The Amazon models moved in the opposite direction. Nova Lite’s attack success rate dropped by almost 35 pp between single-turn and multi-turn testing; Nova Micro’s dropped by 34 pp.
Grok 4.1 Fast reached an 88.30% multi-turn attack success rate when its reasoning feature was turned off. Reasoning mode is a setting that causes an AI model to work through a request step by step before responding, rather than answering immediately. With that setting turned on, the same model dropped to 43.47%, a reduction of nearly 45 pp from one configuration change. Cisco argues that AI providers should tell customers which settings meaningfully affect security, not just performance.

(Performance by model – Source: Cisco Proprietary Problems: How Frontier Closed Models Collapse Under Iterative Pressure)
What to do about it
Cisco recommends three steps for frontier AI developers to consider as part of the development and deployment process.
- Publish attack success rates, broken down by attack type, for every release, not just a single overall number.
- Hold a model back from deployment if it gets worse on the three highest-risk attack approaches (Imposter AI, Soft Paraphrase, and System Prompts) or the three highest-risk content categories (Hate Speech, Profanity, and Specialized Advice).

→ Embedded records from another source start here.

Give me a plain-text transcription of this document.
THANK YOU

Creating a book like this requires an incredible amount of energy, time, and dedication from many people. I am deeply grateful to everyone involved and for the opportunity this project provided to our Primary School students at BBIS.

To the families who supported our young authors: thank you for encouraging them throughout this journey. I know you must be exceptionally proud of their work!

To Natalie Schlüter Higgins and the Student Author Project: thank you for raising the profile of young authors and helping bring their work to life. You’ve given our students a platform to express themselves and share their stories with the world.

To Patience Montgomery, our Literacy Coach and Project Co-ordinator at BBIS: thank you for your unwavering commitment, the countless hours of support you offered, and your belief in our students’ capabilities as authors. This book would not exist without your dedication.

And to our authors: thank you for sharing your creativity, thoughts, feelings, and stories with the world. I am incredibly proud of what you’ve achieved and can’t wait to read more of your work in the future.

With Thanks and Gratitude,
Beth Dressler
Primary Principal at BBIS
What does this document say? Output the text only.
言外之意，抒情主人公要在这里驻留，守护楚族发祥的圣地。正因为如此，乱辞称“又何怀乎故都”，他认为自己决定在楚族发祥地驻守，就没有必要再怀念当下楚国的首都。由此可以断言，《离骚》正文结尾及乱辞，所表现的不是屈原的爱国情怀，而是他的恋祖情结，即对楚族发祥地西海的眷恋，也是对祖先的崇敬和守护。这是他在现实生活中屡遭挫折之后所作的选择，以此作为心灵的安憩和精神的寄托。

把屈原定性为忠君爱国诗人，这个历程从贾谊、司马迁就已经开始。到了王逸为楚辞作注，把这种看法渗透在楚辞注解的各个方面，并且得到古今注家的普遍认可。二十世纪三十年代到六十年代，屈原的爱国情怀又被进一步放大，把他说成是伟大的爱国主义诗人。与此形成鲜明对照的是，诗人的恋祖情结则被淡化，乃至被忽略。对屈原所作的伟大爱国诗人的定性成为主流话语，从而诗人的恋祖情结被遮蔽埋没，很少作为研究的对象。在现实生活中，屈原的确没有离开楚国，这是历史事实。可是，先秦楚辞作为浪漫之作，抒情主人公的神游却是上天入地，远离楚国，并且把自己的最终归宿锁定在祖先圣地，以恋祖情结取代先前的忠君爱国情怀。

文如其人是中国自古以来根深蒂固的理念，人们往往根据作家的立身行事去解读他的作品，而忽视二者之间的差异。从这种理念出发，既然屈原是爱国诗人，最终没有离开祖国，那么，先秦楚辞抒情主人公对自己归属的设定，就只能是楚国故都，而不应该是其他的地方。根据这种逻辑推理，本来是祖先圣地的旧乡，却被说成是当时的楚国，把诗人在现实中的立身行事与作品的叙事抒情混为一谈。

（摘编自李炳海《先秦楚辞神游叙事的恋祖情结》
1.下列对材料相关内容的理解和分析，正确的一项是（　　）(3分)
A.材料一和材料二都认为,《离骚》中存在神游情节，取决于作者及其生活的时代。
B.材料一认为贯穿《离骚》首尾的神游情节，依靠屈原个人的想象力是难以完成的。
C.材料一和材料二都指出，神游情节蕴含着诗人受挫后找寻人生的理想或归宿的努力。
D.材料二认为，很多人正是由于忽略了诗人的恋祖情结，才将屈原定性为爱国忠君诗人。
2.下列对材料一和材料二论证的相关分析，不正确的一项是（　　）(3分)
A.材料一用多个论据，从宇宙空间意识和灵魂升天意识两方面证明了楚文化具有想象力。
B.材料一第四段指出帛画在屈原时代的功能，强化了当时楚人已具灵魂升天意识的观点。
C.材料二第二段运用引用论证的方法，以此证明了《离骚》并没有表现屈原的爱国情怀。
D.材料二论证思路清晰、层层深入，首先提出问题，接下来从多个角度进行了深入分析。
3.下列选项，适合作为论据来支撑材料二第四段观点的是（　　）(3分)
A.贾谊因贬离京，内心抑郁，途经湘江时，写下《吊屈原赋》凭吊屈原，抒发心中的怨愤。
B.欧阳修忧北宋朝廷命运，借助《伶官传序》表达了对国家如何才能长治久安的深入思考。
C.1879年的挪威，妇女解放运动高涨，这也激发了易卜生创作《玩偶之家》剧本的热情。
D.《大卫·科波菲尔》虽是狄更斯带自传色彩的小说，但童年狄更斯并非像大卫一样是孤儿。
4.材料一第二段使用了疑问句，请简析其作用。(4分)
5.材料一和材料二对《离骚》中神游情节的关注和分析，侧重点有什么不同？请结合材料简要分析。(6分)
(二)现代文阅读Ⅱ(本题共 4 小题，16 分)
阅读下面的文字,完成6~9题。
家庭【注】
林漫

- Three, flag any model showing a gap greater than 15 pp between single-turn and multi-turn attack success rates for manual review before deployment, a threshold that would have flagged eight of the 15 models in this study.
Governance and regulation considerations
NIST’s AI Risk Management Framework and its forthcoming Cyber AI Profile both call for attack-based testing of AI models. The EU AI Act’s Article 15 requires robustness testing for high-risk AI systems starting December 2027. Neither currently specifies multi-turn testing or the attack-type breakdown Cisco advocates.